On the Record by Bitcoin Policy UK
The UK's Bitcoin policy conversation
On the Record by Bitcoin Policy UK brings the organisation’s latest work and thinking to audio. Listen to policy papers, consultation responses, research briefings, commentary, and interviews with members of the BPUK team.
Covering Bitcoin regulation, CBDCs, financial freedom, digital finance trends, and more, the podcast helps policymakers, professionals, and those exploring Bitcoin stay informed on the issues shaping its future in the UK and beyond.

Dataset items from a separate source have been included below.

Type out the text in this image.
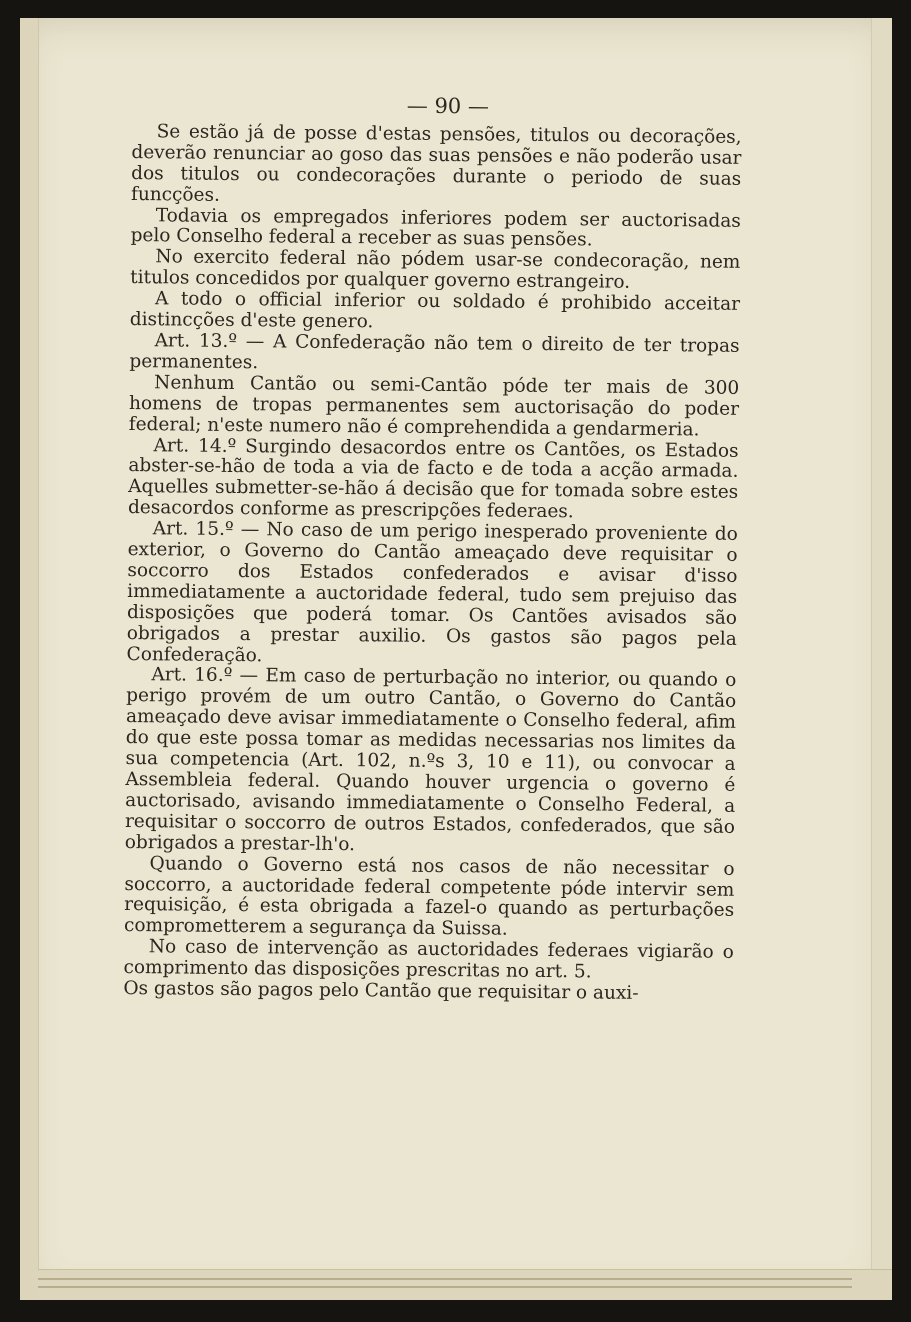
— 90 —

Se estão já de posse d'estas pensões, titulos ou decorações, deverão renunciar ao goso das suas pensões e não poderão usar dos titulos ou condecorações durante o periodo de suas funcções.

Todavia os empregados inferiores podem ser auctorisadas pelo Conselho federal a receber as suas pensões.

No exercito federal não pódem usar-se condecoração, nem titulos concedidos por qualquer governo estrangeiro.

A todo o official inferior ou soldado é prohibido acceitar distincções d'este genero.

Art. 13.º — A Confederação não tem o direito de ter tropas permanentes.

Nenhum Cantão ou semi-Cantão póde ter mais de 300 homens de tropas permanentes sem auctorisação do poder federal; n'este numero não é comprehendida a gendarmeria.

Art. 14.º Surgindo desacordos entre os Cantões, os Estados abster-se-hão de toda a via de facto e de toda a acção armada. Aquelles submetter-se-hão á decisão que for tomada sobre estes desacordos conforme as prescripções federaes.

Art. 15.º — No caso de um perigo inesperado proveniente do exterior, o Governo do Cantão ameaçado deve requisitar o soccorro dos Estados confederados e avisar d'isso immediatamente a auctoridade federal, tudo sem prejuiso das disposições que poderá tomar. Os Cantões avisados são obrigados a prestar auxilio. Os gastos são pagos pela Confederação.

Art. 16.º — Em caso de perturbação no interior, ou quando o perigo provém de um outro Cantão, o Governo do Cantão ameaçado deve avisar immediatamente o Conselho federal, afim do que este possa tomar as medidas necessarias nos limites da sua competencia (Art. 102, n.ºs 3, 10 e 11), ou convocar a Assembleia federal. Quando houver urgencia o governo é auctorisado, avisando immediatamente o Conselho Federal, a requisitar o soccorro de outros Estados, confederados, que são obrigados a prestar-lh'o.

Quando o Governo está nos casos de não necessitar o soccorro, a auctoridade federal competente póde intervir sem requisição, é esta obrigada a fazel-o quando as perturbações comprometterem a segurança da Suissa.

No caso de intervenção as auctoridades federaes vigiarão o comprimento das disposições prescritas no art. 5.

Os gastos são pagos pelo Cantão que requisitar o auxi-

Learn more at https://bitcoinpolicy.uk/
On the Record by Bitcoin Policy UK
Response to HM Treasury on Cryptoassets Regulation Part 1
In this episode, we present an audio version of Part 1 of Bitcoin Policy UK’s response to HM Treasury on Cryptoassets Regulation, originally published on 26 April 2023.
This submission sets out a clear and principled framework for how cryptoassets should be regulated in the UK, starting with a crucial distinction that policymakers too often ignore: Bitcoin is fundamentally different from all other cryptoassets.
The paper argues that regulation should focus on activities and intermediaries, not the Bitcoin protocol itself, and warns that poorly targeted rules risk being both unenforceable and economically damaging.
🔑 Key themes covered in this episode
- Why Bitcoin must be treated separately from “crypto”
Bitcoin has no issuer, no controlling mind, and no governance mechanism that regulators can influence, unlike almost every other token. - Decentralisation and enforceability
Why attempting to regulate Bitcoin nodes or miners is both disproportionate and practically impossible. - Preventing customer harm where it actually occurs
The case for prioritising regulation of exchanges, custodians, and token listings, not peer-to-peer infrastructure. - Mining, nodes, and regulation overreach
Why running Bitcoin software is not a financial activity and should not fall within the regulatory perimeter. - Territorial scope and reality checks
How Tor, VPNs, and global node distribution undermine attempts at jurisdiction-based enforcement. - Stablecoins, lending platforms, and real risks
Lessons from Celsius and other failures, and why transparency, reserves and disclosure matter. - Financial promotions and ‘positive frictions’
Why the UK risks driving compliant firms offshore while disadvantaging domestic businesses. - Bitcoin as commodity money, not a financial liability
How Bitcoin differs from bank money, central bank money, and most digital assets.